3. In 2003 kwam het feitelijke overheidstekort 4,4 procentpunt van het BBP hoger uit dan werd verwacht in augustus 2002, toen de begroting voor 2003 werd goedgekeurd. Deze stijging hield verband met een ongunstig extern klimaat, de bescheiden groei in de EU (de meeste toeristen die Cyprus bezoeken, komen uit de EU), de gevolgen van 11 september 2001 en andere terroristische aanvallen, de oorlog in Irak en SARS. Al deze factoren hebben bijgedragen aan een vermindering van de externe (toeristische) vraag en hebben daarmee direct en indirect geleid tot een lagere groei en een verslechtering van de overheidsfinanciën, die nog verder onder druk kwamen te staan door extra overheidsuitgaven en tegenvallende inkomsten.

4. De bruto overheidsinvesteringen bedroegen in 2003 3,8% van het BBP, terwijl het overheidstekort 6,3% van het BBP beliep.

5. Het overheidstekort zal in 2004 vermoedelijk boven de referentiewaarde van het Verdrag blijven. Zo wordt in de voorjaarsprognoses 2004 van de Commissie ervan uitgegaan dat dit tekort in 2004 zal uitkomen op 4,6%, dat daarmee wel onder de raming van 5,2% in het convergentieverslag van mei 2004 van de Cypriotische autoriteiten ligt.
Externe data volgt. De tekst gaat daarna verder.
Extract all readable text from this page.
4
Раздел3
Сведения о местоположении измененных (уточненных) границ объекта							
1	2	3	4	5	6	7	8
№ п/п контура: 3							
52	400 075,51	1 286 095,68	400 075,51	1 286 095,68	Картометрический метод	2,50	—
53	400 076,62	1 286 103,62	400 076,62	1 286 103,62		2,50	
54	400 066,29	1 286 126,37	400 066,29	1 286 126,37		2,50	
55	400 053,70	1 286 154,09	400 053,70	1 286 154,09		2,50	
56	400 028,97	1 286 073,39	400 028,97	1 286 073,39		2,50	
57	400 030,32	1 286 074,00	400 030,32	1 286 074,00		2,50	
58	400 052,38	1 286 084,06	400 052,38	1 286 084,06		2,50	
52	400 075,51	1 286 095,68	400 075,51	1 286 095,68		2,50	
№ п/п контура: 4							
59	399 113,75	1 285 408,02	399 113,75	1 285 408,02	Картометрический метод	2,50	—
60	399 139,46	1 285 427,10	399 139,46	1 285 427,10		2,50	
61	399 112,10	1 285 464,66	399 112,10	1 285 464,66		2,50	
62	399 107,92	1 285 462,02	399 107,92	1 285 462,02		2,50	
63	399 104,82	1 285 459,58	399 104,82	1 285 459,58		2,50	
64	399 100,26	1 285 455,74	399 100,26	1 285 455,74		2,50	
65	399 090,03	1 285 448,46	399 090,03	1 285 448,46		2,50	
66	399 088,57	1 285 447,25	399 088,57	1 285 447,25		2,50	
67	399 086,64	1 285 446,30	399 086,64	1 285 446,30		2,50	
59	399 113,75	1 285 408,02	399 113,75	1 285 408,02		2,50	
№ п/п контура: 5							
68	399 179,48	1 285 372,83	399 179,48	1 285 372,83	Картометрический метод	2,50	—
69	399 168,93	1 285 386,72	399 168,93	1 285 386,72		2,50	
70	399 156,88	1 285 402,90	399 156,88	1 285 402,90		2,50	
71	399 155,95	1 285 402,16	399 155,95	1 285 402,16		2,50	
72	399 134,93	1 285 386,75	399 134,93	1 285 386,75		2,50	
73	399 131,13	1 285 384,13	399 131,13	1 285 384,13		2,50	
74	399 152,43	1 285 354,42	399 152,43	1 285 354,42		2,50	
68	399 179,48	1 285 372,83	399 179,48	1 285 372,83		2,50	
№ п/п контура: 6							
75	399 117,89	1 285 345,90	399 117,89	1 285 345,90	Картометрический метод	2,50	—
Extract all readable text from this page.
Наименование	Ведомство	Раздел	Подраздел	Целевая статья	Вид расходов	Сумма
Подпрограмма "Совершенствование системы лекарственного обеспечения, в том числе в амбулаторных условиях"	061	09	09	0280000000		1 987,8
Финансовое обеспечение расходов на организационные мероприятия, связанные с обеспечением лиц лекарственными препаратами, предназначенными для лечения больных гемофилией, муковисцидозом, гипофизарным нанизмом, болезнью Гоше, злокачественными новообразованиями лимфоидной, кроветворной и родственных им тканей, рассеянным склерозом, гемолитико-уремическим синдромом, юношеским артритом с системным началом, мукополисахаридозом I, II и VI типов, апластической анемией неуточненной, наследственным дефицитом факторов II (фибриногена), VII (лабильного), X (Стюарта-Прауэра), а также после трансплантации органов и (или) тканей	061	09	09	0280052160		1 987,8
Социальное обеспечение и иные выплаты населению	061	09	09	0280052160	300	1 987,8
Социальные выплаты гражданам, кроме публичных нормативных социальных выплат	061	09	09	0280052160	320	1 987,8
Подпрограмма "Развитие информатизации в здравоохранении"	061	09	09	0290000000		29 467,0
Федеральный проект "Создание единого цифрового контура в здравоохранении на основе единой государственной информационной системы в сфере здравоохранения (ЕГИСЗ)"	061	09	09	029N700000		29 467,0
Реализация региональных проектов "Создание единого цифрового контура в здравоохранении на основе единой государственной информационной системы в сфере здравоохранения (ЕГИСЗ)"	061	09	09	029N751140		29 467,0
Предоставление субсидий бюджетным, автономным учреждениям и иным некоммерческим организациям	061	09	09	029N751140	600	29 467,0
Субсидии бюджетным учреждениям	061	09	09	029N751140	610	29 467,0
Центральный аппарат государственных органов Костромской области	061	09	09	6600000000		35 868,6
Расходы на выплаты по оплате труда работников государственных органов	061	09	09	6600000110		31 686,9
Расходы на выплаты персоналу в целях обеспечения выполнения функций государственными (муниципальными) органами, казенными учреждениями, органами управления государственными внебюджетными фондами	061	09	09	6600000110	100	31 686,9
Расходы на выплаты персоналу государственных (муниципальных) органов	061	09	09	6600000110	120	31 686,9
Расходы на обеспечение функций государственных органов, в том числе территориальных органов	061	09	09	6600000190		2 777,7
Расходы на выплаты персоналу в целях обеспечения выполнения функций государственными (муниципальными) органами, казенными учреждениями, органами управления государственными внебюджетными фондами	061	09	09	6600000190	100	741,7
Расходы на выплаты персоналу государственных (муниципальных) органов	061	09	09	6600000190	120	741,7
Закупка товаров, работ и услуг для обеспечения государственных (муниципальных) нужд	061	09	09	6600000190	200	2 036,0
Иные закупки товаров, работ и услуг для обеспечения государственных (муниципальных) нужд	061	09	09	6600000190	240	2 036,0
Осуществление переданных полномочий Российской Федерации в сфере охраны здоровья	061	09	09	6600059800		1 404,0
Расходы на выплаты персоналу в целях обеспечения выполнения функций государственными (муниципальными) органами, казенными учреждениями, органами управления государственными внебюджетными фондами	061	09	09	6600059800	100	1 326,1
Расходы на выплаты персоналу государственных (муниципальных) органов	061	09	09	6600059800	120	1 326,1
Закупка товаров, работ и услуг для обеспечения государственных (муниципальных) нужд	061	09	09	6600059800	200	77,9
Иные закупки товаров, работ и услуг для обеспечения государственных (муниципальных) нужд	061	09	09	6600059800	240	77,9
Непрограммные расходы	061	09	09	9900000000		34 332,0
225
6. De bruto schuldquote, die in 2003 was uitgekomen op 72,2% van het BBP, zal in 2004 waarschijnlijk nog verder zal afwijken van de in het Verdrag vastgelegde referentiewaarde van 60%. In de voorjaarsprognoses 2004 van de Commissie wordt er meer bepaald van uitgegaan dat de schuldquote in 2004 74,6% zal bedragen, hetgeen wel minder is dan de raming van 75,2% in het convergentieverslag van de Cypriotische autoriteiten.

CONCLUSIE

Naar aanleiding van het toezicht op de begrotingssituatie op Cyprus en met name het onderzoek naar de naleving van de criteria van artikel 104, lid 2, heeft de Commissie een verslag opgesteld overeenkomstig artikel 104, lid 3, van het Verdrag. Na onderzoek van alle relevante factoren waarmee in dit verslag rekening is gehouden en gezien het advies van het Economisch en Financieel Comité, is de Commissie van mening dat er op Cyprus een buitensporig tekort bestaat.